First, let's combine everything we've got so far in to a helpful function:

In [11]:
def scrape_album_info(html_doc):
    soup = bs4.BeautifulSoup(html_doc)

    ol_albums = soup.find('ol', id='listitems')
    li_albums = ol_albums.find_all('li')

    album_titles = [li.find('a').get_text() for li in li_albums]
    cover_image_links = [li.find('img')['src'] for li in li_albums]

    nav = soup.find('nav', attrs={'aria-label':'Pagination'})
    link = nav.find('a', class_='pagination_next')
    link_destination = link.attrs['href']
    absolute_next_link = 'https://www.discogs.com' + link_destination

    return {
        'album_titles' : album_titles,
        'cover_image_links' : cover_image_links,
        'absolute_next_link' : absolute_next_link
    }

Double-check it works as expected:

In [12]:
album_info = scrape_album_info(html_doc)
album_info

{'album_titles': ['Maroon 5 - Songs About Jane',
  'Hawkwind - Space Ritual',
  'Cave Gaze Wagon - Wonderful Wagon World',
  'The Pax Cecilia - Nouveau (A Theatre Of The Air)',
  'Various - Mythical Tapes Vol. I',
  'Yes - Yessongs',
  "Marc Hamilton - Disque D'Or",
  'Marc Hamilton - Viens',
  'Татьяна Гринденко*, Юрий Смирнов* - Ragtimes = Рэг-Таймы',
  'バニラ・ファッジ* = The Vanilla Fudge* - キープ・ミー・ハンギング・オン = You Keep Me Hanging On',
  'The Lovethugs - Playground Instructors',
  "Various - Blanck Mass Presents The Strange Colour Of Your Body's Tears Re-Score",
  'Jing Chi, Vinnie Colaiuta, Robben Ford, Jimmy Haslip - Jing Chi',
  'Rock Shop - Mr. Lee\'s "Swing\'n Affair" Presents',
  'Blue Mink - Melting Pot',
  'Ars Nova (3) - Pavan For My Lady',
  'Blues Pills - Blues Pills',
  'The Beatles - Lady Madonna',
  "Sleep - Reunion At All Tomorrow's Parties",
  'Reel People Feat. Darien - Sure',
  'Grim Fandango - In The Rough',
  'Paul Mauriat And His Orchestra - Let The Sunshine In / Midnig

The value of identifying the link to the next page of results on the site comes when we decide to then pass that URI back to `requests` and parse the next 25 results. Don't forget to politely add our User-Agent string.

In [13]:
next_resp = requests.get(album_info['absolute_next_link'], headers=headers)

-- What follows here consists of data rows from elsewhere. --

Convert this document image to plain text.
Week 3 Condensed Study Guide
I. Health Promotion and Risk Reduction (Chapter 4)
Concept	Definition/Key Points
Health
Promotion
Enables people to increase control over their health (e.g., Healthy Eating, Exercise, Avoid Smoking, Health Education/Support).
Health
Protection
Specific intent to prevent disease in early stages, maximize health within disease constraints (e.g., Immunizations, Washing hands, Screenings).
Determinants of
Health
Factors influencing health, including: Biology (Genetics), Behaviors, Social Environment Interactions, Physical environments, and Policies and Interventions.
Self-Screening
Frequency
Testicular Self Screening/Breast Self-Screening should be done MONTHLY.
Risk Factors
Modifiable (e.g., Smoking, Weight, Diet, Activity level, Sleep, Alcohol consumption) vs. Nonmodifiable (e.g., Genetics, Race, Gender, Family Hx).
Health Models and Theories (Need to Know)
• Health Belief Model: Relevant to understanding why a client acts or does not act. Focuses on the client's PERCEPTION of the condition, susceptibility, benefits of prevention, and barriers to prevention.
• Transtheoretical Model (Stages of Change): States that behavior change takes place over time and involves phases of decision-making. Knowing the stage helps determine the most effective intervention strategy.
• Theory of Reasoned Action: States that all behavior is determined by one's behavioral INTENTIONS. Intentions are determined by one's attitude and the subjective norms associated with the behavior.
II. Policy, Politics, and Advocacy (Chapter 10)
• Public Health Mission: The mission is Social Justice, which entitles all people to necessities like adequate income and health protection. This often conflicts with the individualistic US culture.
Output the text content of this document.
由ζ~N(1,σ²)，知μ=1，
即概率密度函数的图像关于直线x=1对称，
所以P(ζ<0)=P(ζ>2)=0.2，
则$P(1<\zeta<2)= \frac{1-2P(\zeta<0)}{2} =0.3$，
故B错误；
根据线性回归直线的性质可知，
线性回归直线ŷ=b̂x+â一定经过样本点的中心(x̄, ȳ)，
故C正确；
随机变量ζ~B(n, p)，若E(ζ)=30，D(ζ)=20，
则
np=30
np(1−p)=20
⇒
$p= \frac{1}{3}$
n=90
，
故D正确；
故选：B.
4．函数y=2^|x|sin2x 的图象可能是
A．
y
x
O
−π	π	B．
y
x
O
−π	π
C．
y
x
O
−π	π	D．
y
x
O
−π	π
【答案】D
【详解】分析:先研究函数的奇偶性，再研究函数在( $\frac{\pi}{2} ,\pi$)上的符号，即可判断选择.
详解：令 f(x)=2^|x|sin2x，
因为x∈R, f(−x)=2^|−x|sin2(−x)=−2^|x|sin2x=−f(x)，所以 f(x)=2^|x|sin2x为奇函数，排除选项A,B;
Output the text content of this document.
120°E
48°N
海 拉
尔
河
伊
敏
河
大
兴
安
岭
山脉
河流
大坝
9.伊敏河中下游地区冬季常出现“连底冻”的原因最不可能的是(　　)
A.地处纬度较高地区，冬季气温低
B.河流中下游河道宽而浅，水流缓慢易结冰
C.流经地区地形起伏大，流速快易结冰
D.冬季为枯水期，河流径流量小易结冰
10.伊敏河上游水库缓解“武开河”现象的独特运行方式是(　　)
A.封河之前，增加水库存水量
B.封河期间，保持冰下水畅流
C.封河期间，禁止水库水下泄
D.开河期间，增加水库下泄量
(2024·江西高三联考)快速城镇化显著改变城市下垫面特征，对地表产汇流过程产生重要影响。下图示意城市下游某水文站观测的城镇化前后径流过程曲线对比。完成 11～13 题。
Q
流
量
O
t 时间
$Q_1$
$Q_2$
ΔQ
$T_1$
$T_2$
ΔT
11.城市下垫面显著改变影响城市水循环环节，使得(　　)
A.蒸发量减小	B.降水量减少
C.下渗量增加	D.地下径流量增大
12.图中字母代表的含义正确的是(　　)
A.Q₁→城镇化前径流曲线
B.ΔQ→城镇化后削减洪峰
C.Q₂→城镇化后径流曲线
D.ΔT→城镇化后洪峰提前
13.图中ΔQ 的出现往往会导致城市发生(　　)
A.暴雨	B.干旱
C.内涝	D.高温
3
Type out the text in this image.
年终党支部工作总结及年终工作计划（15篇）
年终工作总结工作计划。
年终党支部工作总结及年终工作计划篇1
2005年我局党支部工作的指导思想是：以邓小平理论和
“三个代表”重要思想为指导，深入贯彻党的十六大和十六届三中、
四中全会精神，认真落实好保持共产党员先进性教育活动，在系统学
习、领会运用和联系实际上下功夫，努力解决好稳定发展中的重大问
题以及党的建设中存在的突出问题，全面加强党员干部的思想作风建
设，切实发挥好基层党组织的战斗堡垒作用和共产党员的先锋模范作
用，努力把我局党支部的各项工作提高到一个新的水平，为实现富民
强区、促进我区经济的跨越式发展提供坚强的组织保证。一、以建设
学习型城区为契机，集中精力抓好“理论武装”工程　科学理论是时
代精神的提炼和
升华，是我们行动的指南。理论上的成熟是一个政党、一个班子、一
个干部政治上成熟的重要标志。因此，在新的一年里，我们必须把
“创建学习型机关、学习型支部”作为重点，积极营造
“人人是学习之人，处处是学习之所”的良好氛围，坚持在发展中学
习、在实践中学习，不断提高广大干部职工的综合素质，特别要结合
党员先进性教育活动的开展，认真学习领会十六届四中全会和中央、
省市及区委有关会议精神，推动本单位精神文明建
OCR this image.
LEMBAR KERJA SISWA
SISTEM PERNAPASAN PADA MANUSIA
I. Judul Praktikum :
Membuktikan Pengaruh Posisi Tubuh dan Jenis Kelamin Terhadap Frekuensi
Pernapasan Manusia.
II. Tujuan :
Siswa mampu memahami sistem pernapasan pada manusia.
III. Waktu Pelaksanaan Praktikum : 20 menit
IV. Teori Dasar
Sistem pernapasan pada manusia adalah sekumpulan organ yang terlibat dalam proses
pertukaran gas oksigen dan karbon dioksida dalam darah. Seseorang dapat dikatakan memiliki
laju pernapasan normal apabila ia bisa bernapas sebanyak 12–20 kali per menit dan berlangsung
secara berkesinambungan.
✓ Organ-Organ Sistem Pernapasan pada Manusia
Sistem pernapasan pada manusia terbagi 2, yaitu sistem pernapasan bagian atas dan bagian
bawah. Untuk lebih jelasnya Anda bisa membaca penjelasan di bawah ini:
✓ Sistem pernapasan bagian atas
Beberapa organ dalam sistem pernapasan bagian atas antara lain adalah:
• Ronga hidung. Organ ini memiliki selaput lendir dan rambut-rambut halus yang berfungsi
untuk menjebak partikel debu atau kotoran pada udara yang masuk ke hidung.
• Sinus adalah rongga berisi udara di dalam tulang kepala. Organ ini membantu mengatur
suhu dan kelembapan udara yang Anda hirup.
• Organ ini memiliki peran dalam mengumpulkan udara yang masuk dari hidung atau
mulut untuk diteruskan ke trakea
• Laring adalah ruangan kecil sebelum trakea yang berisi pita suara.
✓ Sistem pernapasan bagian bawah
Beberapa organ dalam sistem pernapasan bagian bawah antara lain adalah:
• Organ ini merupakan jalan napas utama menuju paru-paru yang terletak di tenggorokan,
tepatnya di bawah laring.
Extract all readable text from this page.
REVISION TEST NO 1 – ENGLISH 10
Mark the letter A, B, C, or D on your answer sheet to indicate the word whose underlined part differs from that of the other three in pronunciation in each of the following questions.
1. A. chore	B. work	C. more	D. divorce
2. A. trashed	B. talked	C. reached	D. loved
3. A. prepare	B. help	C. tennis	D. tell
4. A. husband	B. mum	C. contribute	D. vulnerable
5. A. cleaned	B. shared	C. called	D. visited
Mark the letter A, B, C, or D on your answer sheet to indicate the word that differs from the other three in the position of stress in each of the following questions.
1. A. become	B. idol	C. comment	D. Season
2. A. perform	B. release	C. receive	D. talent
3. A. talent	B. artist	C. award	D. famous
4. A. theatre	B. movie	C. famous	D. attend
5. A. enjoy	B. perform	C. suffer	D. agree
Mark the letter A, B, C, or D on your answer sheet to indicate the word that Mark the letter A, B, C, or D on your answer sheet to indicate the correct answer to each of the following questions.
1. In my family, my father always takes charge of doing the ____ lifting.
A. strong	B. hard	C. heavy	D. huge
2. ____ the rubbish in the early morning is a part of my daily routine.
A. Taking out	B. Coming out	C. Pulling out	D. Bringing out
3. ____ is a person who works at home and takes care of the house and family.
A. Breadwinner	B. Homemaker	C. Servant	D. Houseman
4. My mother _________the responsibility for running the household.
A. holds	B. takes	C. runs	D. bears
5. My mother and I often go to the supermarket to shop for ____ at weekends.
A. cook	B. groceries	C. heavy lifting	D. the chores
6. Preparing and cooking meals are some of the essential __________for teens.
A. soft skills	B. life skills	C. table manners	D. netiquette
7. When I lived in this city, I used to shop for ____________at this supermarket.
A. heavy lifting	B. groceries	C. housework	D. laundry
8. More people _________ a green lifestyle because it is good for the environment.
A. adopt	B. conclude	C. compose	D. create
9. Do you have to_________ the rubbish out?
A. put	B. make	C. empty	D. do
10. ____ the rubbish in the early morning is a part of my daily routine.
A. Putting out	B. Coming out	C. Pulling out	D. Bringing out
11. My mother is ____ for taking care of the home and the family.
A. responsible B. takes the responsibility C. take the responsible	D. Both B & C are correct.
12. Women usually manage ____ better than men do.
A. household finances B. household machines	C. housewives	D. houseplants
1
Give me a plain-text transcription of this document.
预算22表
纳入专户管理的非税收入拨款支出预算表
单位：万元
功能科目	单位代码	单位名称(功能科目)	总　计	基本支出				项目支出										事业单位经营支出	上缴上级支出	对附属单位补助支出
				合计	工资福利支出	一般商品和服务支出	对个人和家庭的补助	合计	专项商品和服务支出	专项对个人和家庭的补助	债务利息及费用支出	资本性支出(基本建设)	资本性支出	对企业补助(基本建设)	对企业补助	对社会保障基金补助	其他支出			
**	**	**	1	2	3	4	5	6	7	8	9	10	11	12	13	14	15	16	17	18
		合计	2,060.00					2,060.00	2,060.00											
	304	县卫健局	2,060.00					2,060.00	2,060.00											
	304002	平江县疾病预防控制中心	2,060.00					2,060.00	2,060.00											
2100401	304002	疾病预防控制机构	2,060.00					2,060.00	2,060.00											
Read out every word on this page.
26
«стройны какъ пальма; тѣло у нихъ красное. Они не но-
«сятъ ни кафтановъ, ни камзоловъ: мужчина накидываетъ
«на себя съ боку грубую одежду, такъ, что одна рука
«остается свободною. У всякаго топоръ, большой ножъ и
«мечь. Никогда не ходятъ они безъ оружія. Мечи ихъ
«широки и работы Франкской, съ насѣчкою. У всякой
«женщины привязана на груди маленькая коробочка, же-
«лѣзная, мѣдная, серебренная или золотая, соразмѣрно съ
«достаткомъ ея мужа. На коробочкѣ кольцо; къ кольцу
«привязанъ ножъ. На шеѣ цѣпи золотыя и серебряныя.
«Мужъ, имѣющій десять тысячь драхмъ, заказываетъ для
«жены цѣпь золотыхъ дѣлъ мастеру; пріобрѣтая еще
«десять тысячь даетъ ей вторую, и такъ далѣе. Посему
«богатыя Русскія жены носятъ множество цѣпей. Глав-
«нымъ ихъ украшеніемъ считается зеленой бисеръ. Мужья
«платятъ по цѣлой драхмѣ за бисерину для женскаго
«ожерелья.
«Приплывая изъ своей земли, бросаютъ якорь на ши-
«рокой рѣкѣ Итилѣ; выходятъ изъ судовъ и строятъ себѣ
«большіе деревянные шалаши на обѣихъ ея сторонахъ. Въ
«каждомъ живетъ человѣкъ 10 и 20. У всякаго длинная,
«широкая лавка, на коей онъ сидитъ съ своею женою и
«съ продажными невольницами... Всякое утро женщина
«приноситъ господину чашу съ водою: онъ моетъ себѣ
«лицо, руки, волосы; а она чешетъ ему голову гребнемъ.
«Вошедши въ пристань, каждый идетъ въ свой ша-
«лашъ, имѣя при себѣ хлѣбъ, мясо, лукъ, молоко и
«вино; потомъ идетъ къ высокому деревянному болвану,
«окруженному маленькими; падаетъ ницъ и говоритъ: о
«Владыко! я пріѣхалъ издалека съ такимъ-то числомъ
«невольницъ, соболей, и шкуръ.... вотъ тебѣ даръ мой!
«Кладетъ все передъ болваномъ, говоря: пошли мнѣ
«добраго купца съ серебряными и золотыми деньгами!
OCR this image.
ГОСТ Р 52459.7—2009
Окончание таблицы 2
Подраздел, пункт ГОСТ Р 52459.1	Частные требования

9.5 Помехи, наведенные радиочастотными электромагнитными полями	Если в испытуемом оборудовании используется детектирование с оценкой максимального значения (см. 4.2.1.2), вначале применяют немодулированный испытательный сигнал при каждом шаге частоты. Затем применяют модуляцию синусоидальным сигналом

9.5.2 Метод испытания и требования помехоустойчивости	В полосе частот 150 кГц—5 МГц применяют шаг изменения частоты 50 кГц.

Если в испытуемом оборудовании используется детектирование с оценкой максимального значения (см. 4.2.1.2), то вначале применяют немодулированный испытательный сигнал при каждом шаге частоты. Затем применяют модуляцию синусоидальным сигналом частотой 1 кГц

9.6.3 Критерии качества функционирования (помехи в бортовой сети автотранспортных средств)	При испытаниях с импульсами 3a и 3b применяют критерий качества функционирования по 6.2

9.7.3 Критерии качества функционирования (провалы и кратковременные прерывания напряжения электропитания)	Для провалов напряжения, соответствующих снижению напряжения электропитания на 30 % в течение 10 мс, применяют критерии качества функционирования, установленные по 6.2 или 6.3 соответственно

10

Sure enough, we have succesfully retrieved the next 25 items in the list!

In [14]:
next_album_info = scrape_album_info(next_resp.content)
next_album_info

{'album_titles': ['Silver Rocket - Tesla',
  'The Moody Blues - Live At The Isle Of Wight Festival',
  'Lili Boniche - Trésors De La Chanson Judéo-Arabe',
  'Daddy Longlegs - Shifting Sands',
  'Fruupp - Seven Secrets',
  'Tony Mottola - A Latin Love-In',
  'Diana Ross & The Supremes - Let The Sunshine In',
  'Various - Sol Y Sombra. La Primera Alta Comedia Musical De Siesta',
  'Γιάννης Γλέζος - Η Ελένη Του Μάη Και Άλλα Τραγούδια Του Γιάννη Γλέζου',
  "Various - Pop Power 60's et 70's Volume 2",
  'Gypsy (15) - Gypsy',
  'Kula Shaker - Strangefolk',
  'Claudio Villa - Antologia Della Canzone Italiana Vol. 3 1921-1928',
  'Mandala (22) - Mandala',
  "Black Trip - Goin' Under",
  'Cream (2) - Reunion 3rd Night',
  'Rocco Careri & Arturo Macchiavelli Feat. Eric King - Hot Butterfly (Remixed by Cool Million & Rob Hardt)',
  'The Goastt* - Midnight Sun',
  "Alessandro Galluzzi, G. B. Martelli* - Tu Che M'hai Preso Il Cuore / Fox Della Luna",
  'Sergio Pérez (2) - Desfile De Exitos',
  'Hon

Of course, the purpose of working with Python here is to automate the work of paginating through all these HTML documents, so the final step is to use these tools to automate the process of following the chain of next page links, until either (a) the total number of expected items has been processed or (b) there is no valid response from the server. We can do this, including a short 1 second wait between requests, as follows:

In [15]:
seed_uri = 'https://www.discogs.com/lists/277616'

In [16]:
import time 

def run_scrape(seed_uri):
    data = [] 
    to_get = []
    count = 0

    seed_resp = requests.get(seed_uri, headers=headers)
    seed_album_info = scrape_album_info(seed_resp.content)
    data.append(seed_album_info)
    to_get.append(seed_album_info['absolute_next_link'])

    while len(to_get) > 0 and count < 5:
        time.sleep(1)
        resp = requests.get(to_get.pop(0), headers=headers)
        count += 1 

        album_info = scrape_album_info(resp.content)
        data.append(album_info)
        to_get.append(album_info['absolute_next_link'])
    
    return data


In [17]:
scraped_data = run_scrape(seed_uri='https://www.discogs.com/lists/277616')